I think Flannery would laugh at the Goodread hashtag of sainthood with this quote.

This quote isn’t so much about sainthood as it is about sinning.  It is the story of both our God pre-planned purpose –to become saints, and our fallen nature which leads us to want others to do the work for us.  The quote reveals the  hope we hold that because of our intention, in the moment, we get the moral victory.  We might.  God sees everything and knows the depth of our depravity and sincerity.

Flannery understood that martyrdom looks on its surface, like the last moment save, the easy way to permanent victory. The reality of death however, was and is such that we will likely walk into that reality if it is our reality, with fear and trembling.   Every moment that we are not being physically martyred unto death, we wrestle and work out our salvation via the little deaths, a thousand cuts, and those we take on as we enter deeper into Lent.

I complain more about the papercuts of life than the big stuff. I grouse at the straws as if they were mountains.

My brain started humming the Dead Cat Song.

It is why we long for a swift rather than slow path to sainthood, because our souls are capable of infinite distraction, and yet it somehow fit the theme of what daily dying to self is.

We often can surrender big things easier than the small –because we allow ourselves to stay on the small, to wallow in them.   We can allow the little things to consume us because we tell ourselves, they’re just little things –little sins, so they don’t count.  They all count not because God is an accountant but because we are –we measure out with what we’ve been given, minus some, whereas God measures out overflowing, on the just and unjust.

How is  your Lent going?  Mine is both fruitful and frustrating, it is the both and of knowing I am trying, and that it is trying.  Love, all love, reveals sacrifice, requires sacrifice, and all sacrifice freely given, is love.  Any sacrifice which comes with strings, which even years later, counts the cost, is not a sacrifice, but a loan with interest charged, and not a gift.  It is an exchange, of use for use, that leaves the giver and receiver more empty because both even if one knew from the start, it was hollow, recognize what the sin imitated.  Sin always hints and promises more than it delivers, and it can never deliver joy.

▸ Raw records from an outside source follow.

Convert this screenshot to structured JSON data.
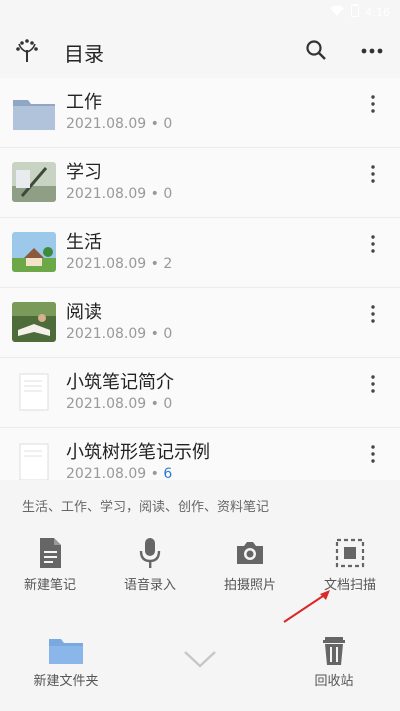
{
  "status": {
    "time": "4:16"
  },
  "header": {
    "title": "目录"
  },
  "items": [
    {
      "name": "工作",
      "date": "2021.08.09",
      "count": "0"
    },
    {
      "name": "学习",
      "date": "2021.08.09",
      "count": "0"
    },
    {
      "name": "生活",
      "date": "2021.08.09",
      "count": "2"
    },
    {
      "name": "阅读",
      "date": "2021.08.09",
      "count": "0"
    },
    {
      "name": "小筑笔记简介",
      "date": "2021.08.09",
      "count": "0"
    },
    {
      "name": "小筑树形笔记示例",
      "date": "2021.08.09",
      "count": "6"
    }
  ],
  "sheet": {
    "tags": "生活、工作、学习，阅读、创作、资料笔记",
    "actions": [
      {
        "label": "新建笔记",
        "icon": "document-icon"
      },
      {
        "label": "语音录入",
        "icon": "microphone-icon"
      },
      {
        "label": "拍摄照片",
        "icon": "camera-icon"
      },
      {
        "label": "文档扫描",
        "icon": "scan-icon"
      }
    ],
    "new_folder": "新建文件夹",
    "recycle_bin": "回收站"
  },
  "colors": {
    "accent_blue": "#2b7bd6",
    "folder_blue": "#7aa9e0",
    "arrow_red": "#d9292a"
  }
}
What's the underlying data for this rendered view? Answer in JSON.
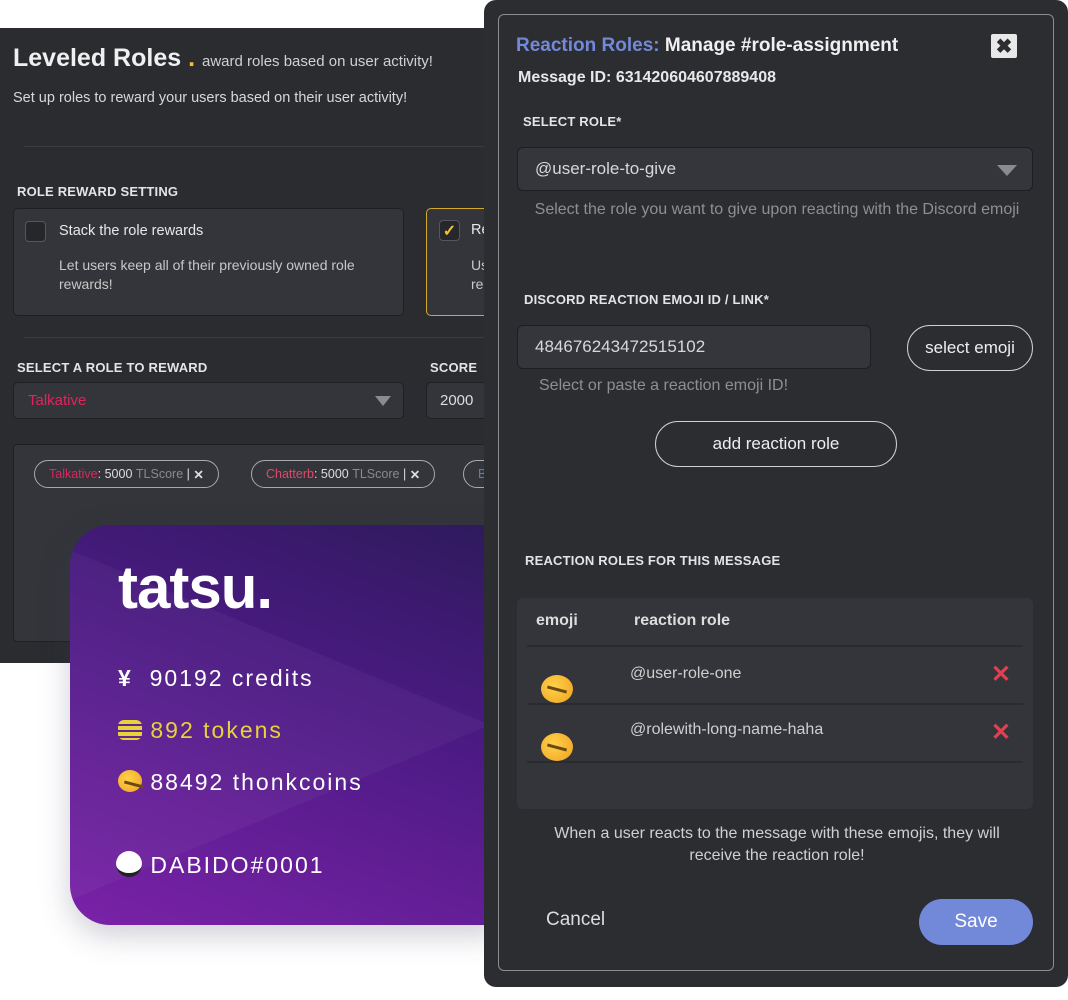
{
  "leveled_roles": {
    "title": "Leveled Roles",
    "dot": ".",
    "subtitle": "award roles based on user activity!",
    "description": "Set up roles to reward your users based on their user activity!",
    "role_reward_setting_label": "ROLE REWARD SETTING",
    "options": [
      {
        "title": "Stack the role rewards",
        "description": "Let users keep all of their previously owned role rewards!",
        "checked": false
      },
      {
        "title": "Re",
        "description": "Us re",
        "checked": true
      }
    ],
    "select_role_label": "SELECT A ROLE TO REWARD",
    "selected_role": "Talkative",
    "score_label": "SCORE",
    "score_value": "2000",
    "chips": [
      {
        "role": "Talkative",
        "sep": ":",
        "score": "5000",
        "unit": "TLScore",
        "bar": "|"
      },
      {
        "role": "Chatterb",
        "sep": ":",
        "score": "5000",
        "unit": "TLScore",
        "bar": "|"
      },
      {
        "role": "B"
      }
    ],
    "accent_color": "#f2c12e",
    "role_color": "#e0245e"
  },
  "card": {
    "logo": "tatsu.",
    "credits_icon": "¥",
    "credits": "90192 credits",
    "tokens": "892 tokens",
    "thonkcoins": "88492 thonkcoins",
    "username": "DABIDO#0001",
    "tokens_color": "#e8d23a"
  },
  "modal": {
    "title_accent": "Reaction Roles:",
    "title": "Manage #role-assignment",
    "close_label": "✖",
    "message_id": "Message ID: 631420604607889408",
    "select_role_label": "SELECT ROLE*",
    "select_role_value": "@user-role-to-give",
    "select_role_help": "Select the role you want to give upon reacting with the Discord emoji",
    "emoji_label": "DISCORD REACTION EMOJI ID / LINK*",
    "emoji_value": "484676243472515102",
    "select_emoji_button": "select emoji",
    "emoji_help": "Select or paste a reaction emoji ID!",
    "add_button": "add reaction role",
    "list_label": "REACTION ROLES FOR THIS MESSAGE",
    "columns": [
      "emoji",
      "reaction role"
    ],
    "rows": [
      {
        "emoji": "thonk-emoji",
        "role": "@user-role-one"
      },
      {
        "emoji": "thonk-emoji",
        "role": "@rolewith-long-name-haha"
      }
    ],
    "footer_note": "When a user reacts to the message with these emojis, they will receive the reaction role!",
    "cancel": "Cancel",
    "save": "Save",
    "accent_color": "#7289da",
    "delete_color": "#e0404f"
  }
}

It’s why we don’t tally chores or effort or gestures of love in marriage or parenting or friendship –because it is an act of love.  We may recognize such love is not returned and thus some friendships fade, or that some relationships require a different type of sacrifice, one we will wrestle with –but that still ultimately requires what all love requires, a gift of self.

I write all this because of a casual scroll through Facebook where one person wrote, “After this year, I feel hollow.” and another, how they are deleting all the pictures of a relative who has decided to hate her faith, and a third calling out Christians for not correcting a Christian who said after death, we won’t see Atheists anymore.   Without going into the deeper reasons (which in one case I know, and in the other two, I don’t personally), in each circumstance, I heard the despair of the poster and the anger at the unfulfilled thirst in their hearts.   It fit with the song we’d heard the night before while watching Cyrano –a movie I recommend by the way, where each of the characters in turn took up the chorus, pleading for the joy and fulfilment that came from being really loved.

What all of them think they will find fully in another, is actually a cry to know the deep love of God.  We usually know this easiest through others –and their deep love for us –spouses, parents, friends, and discover it more deeply as we love others –spouses, parents, friends, children, and then discover, it is to be given out, scattered like seed everywhere, hoping that as much as possible, will grow.   It’s the lesson Cyrano doesn’t quite get to, because he first must recognize, his pride has crippled him far more than he knew –and it’s the lesson each soul discovers on its slow walk through this life, where it is engaged in a gradual martyrdom irrespective of when death comes.

“Our hearts are restless, until we rest in thee.”  Until then, know that that restlessness is a sign of the soul thirsting for God, and that is a very good thing, to be thirsty for the source of living water while here in exile in this world that hints of the one to come, but is not it.